Histórico da operação e investimentos em monitoramento

A empresa está presente na região desde 1968 e utiliza um emissário submarino com seis quilômetros de extensão para o descarte de efluentes tratados. Para assegurar a segurança dessa estrutura, conta com um contrato permanente para inspeções feitas por mergulhadores especializados e robôs autônomos. Nos últimos sete anos, de 2018 a 2025, foram aplicados mais de 20 milhões de reais em programas de monitoramento oceanográfico, além de manutenções preventivas e corretivas.

Estabilidade da biodiversidade marinha

O monitoramento ambiental é realizado em parceria técnica com instituições acadêmicas e ambientais locais. Os registros biológicos e estatísticos coletados ao longo de várias décadas mostram que a área afetada pelo emissário mantém um equilíbrio ecológico consistente.

As análises conduzidas entre 2002 e 2025 não indicam deterioração na composição ou na estrutura dos organismos bentônicos sob influência direta do emissário. Tanto as algas quanto os invertebrados marinhos apresentaram padrões estáveis de biodiversidade e distribuição. As variações observadas são atribuídas às características naturais da região, como substrato arenoso e lamacento, além da alta turbidez da água. Essas condições fazem parte do ambiente e os seres que lá habitam mostram-se adaptados a elas.
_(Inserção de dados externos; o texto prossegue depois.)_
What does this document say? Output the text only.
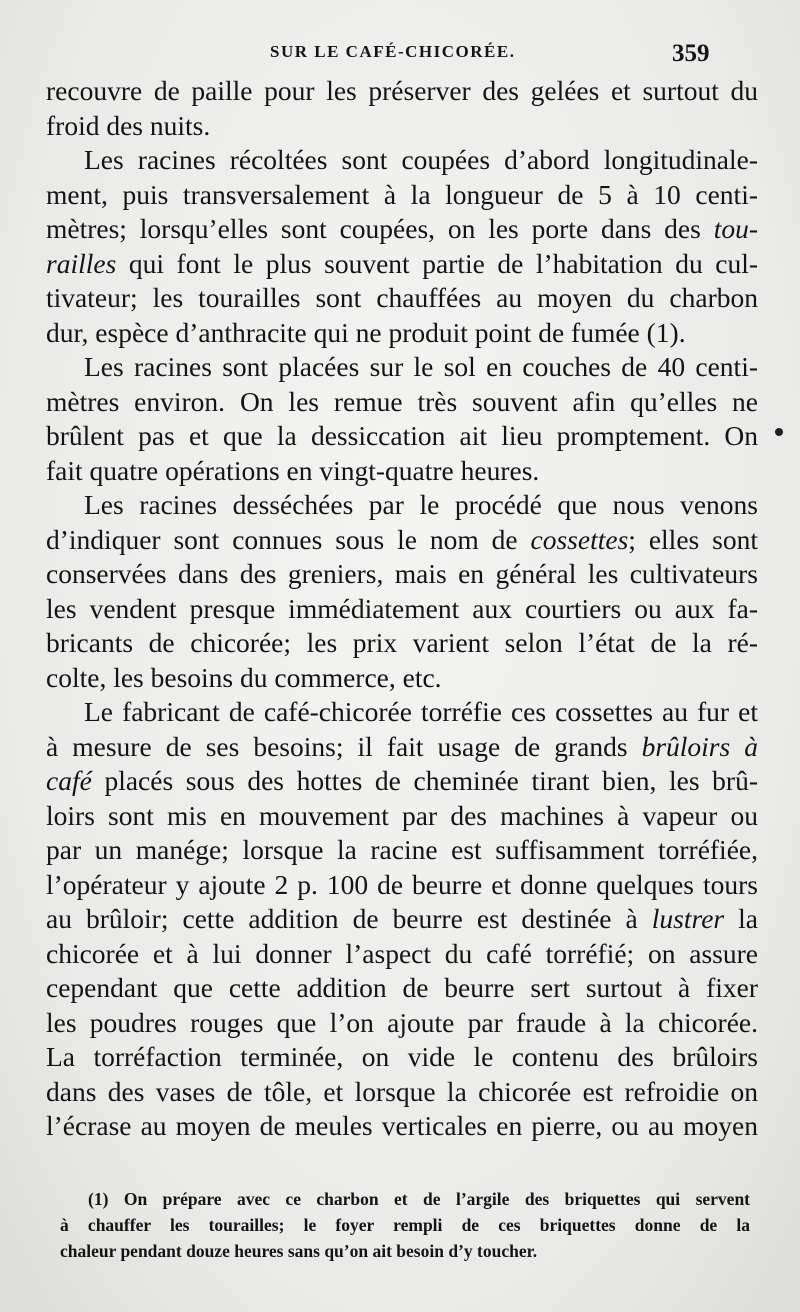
SUR LE CAFÉ-CHICORÉE.	359
recouvre de paille pour les préserver des gelées et surtout du
froid des nuits.
Les racines récoltées sont coupées d’abord longitudinale-
ment, puis transversalement à la longueur de 5 à 10 centi-
mètres; lorsqu’elles sont coupées, on les porte dans des tou-
railles qui font le plus souvent partie de l’habitation du cul-
tivateur; les tourailles sont chauffées au moyen du charbon
dur, espèce d’anthracite qui ne produit point de fumée (1).
Les racines sont placées sur le sol en couches de 40 centi-
mètres environ. On les remue très souvent afin qu’elles ne
brûlent pas et que la dessiccation ait lieu promptement. On
fait quatre opérations en vingt-quatre heures.
Les racines desséchées par le procédé que nous venons
d’indiquer sont connues sous le nom de cossettes; elles sont
conservées dans des greniers, mais en général les cultivateurs
les vendent presque immédiatement aux courtiers ou aux fa-
bricants de chicorée; les prix varient selon l’état de la ré-
colte, les besoins du commerce, etc.
Le fabricant de café-chicorée torréfie ces cossettes au fur et
à mesure de ses besoins; il fait usage de grands brûloirs à
café placés sous des hottes de cheminée tirant bien, les brû-
loirs sont mis en mouvement par des machines à vapeur ou
par un manége; lorsque la racine est suffisamment torréfiée,
l’opérateur y ajoute 2 p. 100 de beurre et donne quelques tours
au brûloir; cette addition de beurre est destinée à lustrer la
chicorée et à lui donner l’aspect du café torréfié; on assure
cependant que cette addition de beurre sert surtout à fixer
les poudres rouges que l’on ajoute par fraude à la chicorée.
La torréfaction terminée, on vide le contenu des brûloirs
dans des vases de tôle, et lorsque la chicorée est refroidie on
l’écrase au moyen de meules verticales en pierre, ou au moyen
(1) On prépare avec ce charbon et de l’argile des briquettes qui servent
à chauffer les tourailles; le foyer rempli de ces briquettes donne de la
chaleur pendant douze heures sans qu’on ait besoin d’y toucher.
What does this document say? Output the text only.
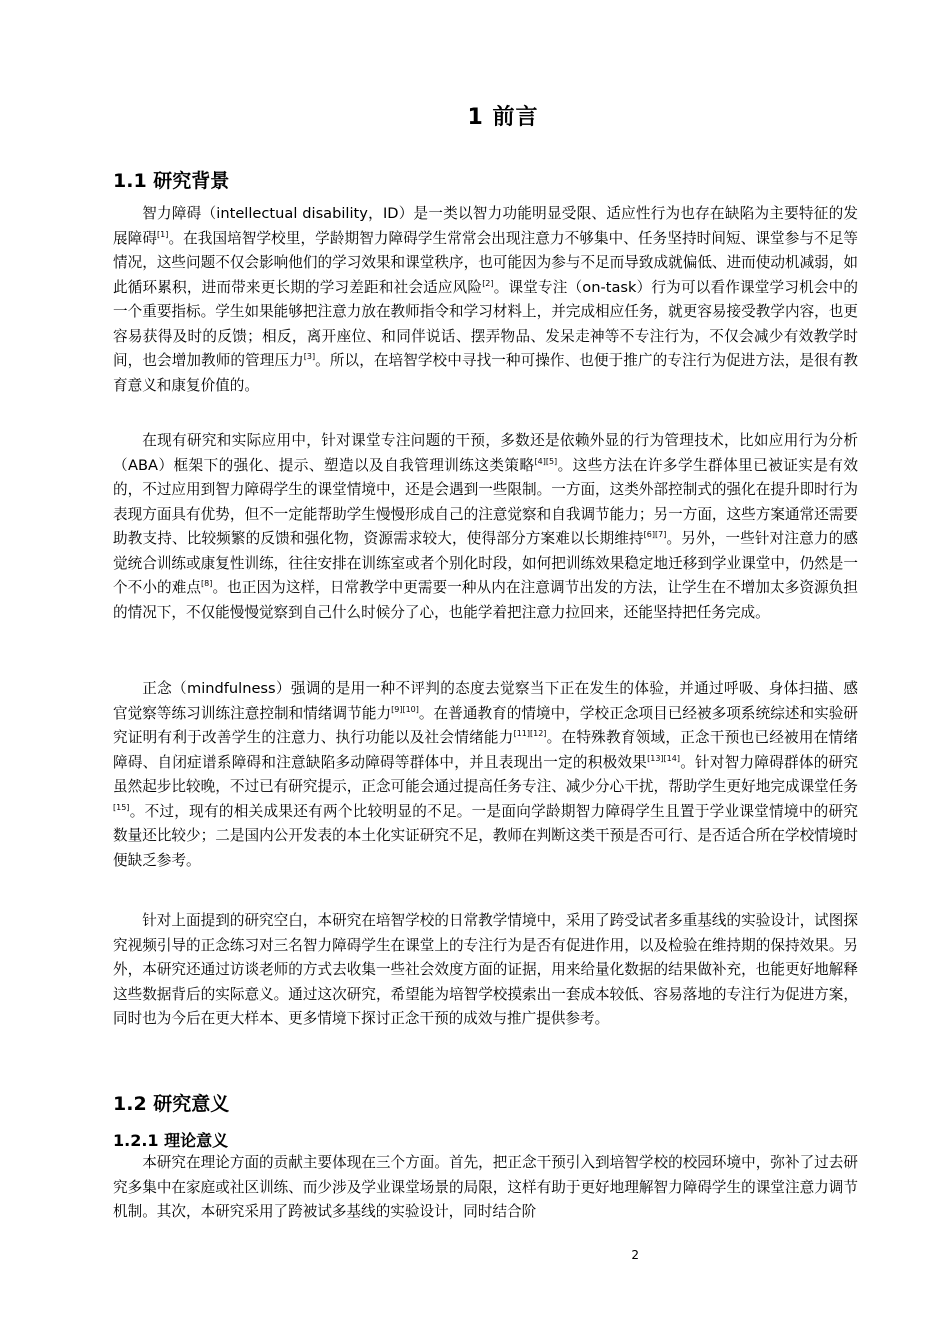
1 前言
1.1 研究背景

智力障碍（intellectual disability，ID）是一类以智力功能明显受限、适应性行为也存在缺陷为主要特征的发展障碍[1]。在我国培智学校里，学龄期智力障碍学生常常会出现注意力不够集中、任务坚持时间短、课堂参与不足等情况，这些问题不仅会影响他们的学习效果和课堂秩序，也可能因为参与不足而导致成就偏低、进而使动机减弱，如此循环累积，进而带来更长期的学习差距和社会适应风险[2]。课堂专注（on-task）行为可以看作课堂学习机会中的一个重要指标。学生如果能够把注意力放在教师指令和学习材料上，并完成相应任务，就更容易接受教学内容，也更容易获得及时的反馈；相反，离开座位、和同伴说话、摆弄物品、发呆走神等不专注行为，不仅会减少有效教学时间，也会增加教师的管理压力[3]。所以，在培智学校中寻找一种可操作、也便于推广的专注行为促进方法，是很有教育意义和康复价值的。

在现有研究和实际应用中，针对课堂专注问题的干预，多数还是依赖外显的行为管理技术，比如应用行为分析（ABA）框架下的强化、提示、塑造以及自我管理训练这类策略[4][5]。这些方法在许多学生群体里已被证实是有效的，不过应用到智力障碍学生的课堂情境中，还是会遇到一些限制。一方面，这类外部控制式的强化在提升即时行为表现方面具有优势，但不一定能帮助学生慢慢形成自己的注意觉察和自我调节能力；另一方面，这些方案通常还需要助教支持、比较频繁的反馈和强化物，资源需求较大，使得部分方案难以长期维持[6][7]。另外，一些针对注意力的感觉统合训练或康复性训练，往往安排在训练室或者个别化时段，如何把训练效果稳定地迁移到学业课堂中，仍然是一个不小的难点[8]。也正因为这样，日常教学中更需要一种从内在注意调节出发的方法，让学生在不增加太多资源负担的情况下，不仅能慢慢觉察到自己什么时候分了心，也能学着把注意力拉回来，还能坚持把任务完成。

正念（mindfulness）强调的是用一种不评判的态度去觉察当下正在发生的体验，并通过呼吸、身体扫描、感官觉察等练习训练注意控制和情绪调节能力[9][10]。在普通教育的情境中，学校正念项目已经被多项系统综述和实验研究证明有利于改善学生的注意力、执行功能以及社会情绪能力[11][12]。在特殊教育领域，正念干预也已经被用在情绪障碍、自闭症谱系障碍和注意缺陷多动障碍等群体中，并且表现出一定的积极效果[13][14]。针对智力障碍群体的研究虽然起步比较晚，不过已有研究提示，正念可能会通过提高任务专注、减少分心干扰，帮助学生更好地完成课堂任务[15]。不过，现有的相关成果还有两个比较明显的不足。一是面向学龄期智力障碍学生且置于学业课堂情境中的研究数量还比较少；二是国内公开发表的本土化实证研究不足，教师在判断这类干预是否可行、是否适合所在学校情境时便缺乏参考。

针对上面提到的研究空白，本研究在培智学校的日常教学情境中，采用了跨受试者多重基线的实验设计，试图探究视频引导的正念练习对三名智力障碍学生在课堂上的专注行为是否有促进作用，以及检验在维持期的保持效果。另外，本研究还通过访谈老师的方式去收集一些社会效度方面的证据，用来给量化数据的结果做补充，也能更好地解释这些数据背后的实际意义。通过这次研究，希望能为培智学校摸索出一套成本较低、容易落地的专注行为促进方案，同时也为今后在更大样本、更多情境下探讨正念干预的成效与推广提供参考。

1.2 研究意义
1.2.1 理论意义

本研究在理论方面的贡献主要体现在三个方面。首先，把正念干预引入到培智学校的校园环境中，弥补了过去研究多集中在家庭或社区训练、而少涉及学业课堂场景的局限，这样有助于更好地理解智力障碍学生的课堂注意力调节机制。其次，本研究采用了跨被试多基线的实验设计，同时结合阶

2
Compromisso com sustentabilidade e transparência

A equipe responsável pelo meio ambiente na empresa salientou que os relatórios anuais têm como principal missão garantir transparência perante as autoridades ambientais e as comunidades locais, como as de Jauá e Arembepe. Os impactos mais evidentes na costa são relacionados a fenômenos climáticos globais, especialmente o El Niño, e não ao despejo do efluente tratado.

Destacou-se ainda o papel social da empresa no apoio às comunidades pesqueiras da região, além do compromisso permanente com a redução e neutralização das emissões de gases de efeito estufa, contribuindo assim para a mitigação do aquecimento global. O investimento contínuo em monitoramento e ações socioambientais reforça que a responsabilidade ambiental vai além das palavras, sendo efetivamente aplicada na prática.

Percepção da comunidade e demandas sociais

Apesar dos resultados técnicos apontarem conformidade ambiental, pescadores que participam das coletas sazonais manifestam uma postura de vigilância contínua. Para esses trabalhadores do mar, além da garantia de segurança ecológica que protege a fauna, é fundamental que a presença da indústria ao longo da orla traga retorno social palpável para as comunidades tradicionais.

Um representante da pesca local confirmou a veracidade dos dados apresentados, reconhecendo o monitoramento regular realizado na área do emissário. Contudo, aproveitou o momento para reforçar a necessidade de maior engajamento social por parte das indústrias, para que investimentos também beneficiem diretamente a qualidade de vida dessas populações.

Os resultados coletados irão compor os relatórios oficiais encaminhados aos órgãos ambientais, enquanto lideranças comunitárias continuam buscando um diálogo aberto que fortaleça o desenvolvimento sustentável e o suporte socioeconômico nas comunidades do litoral de Camaçari.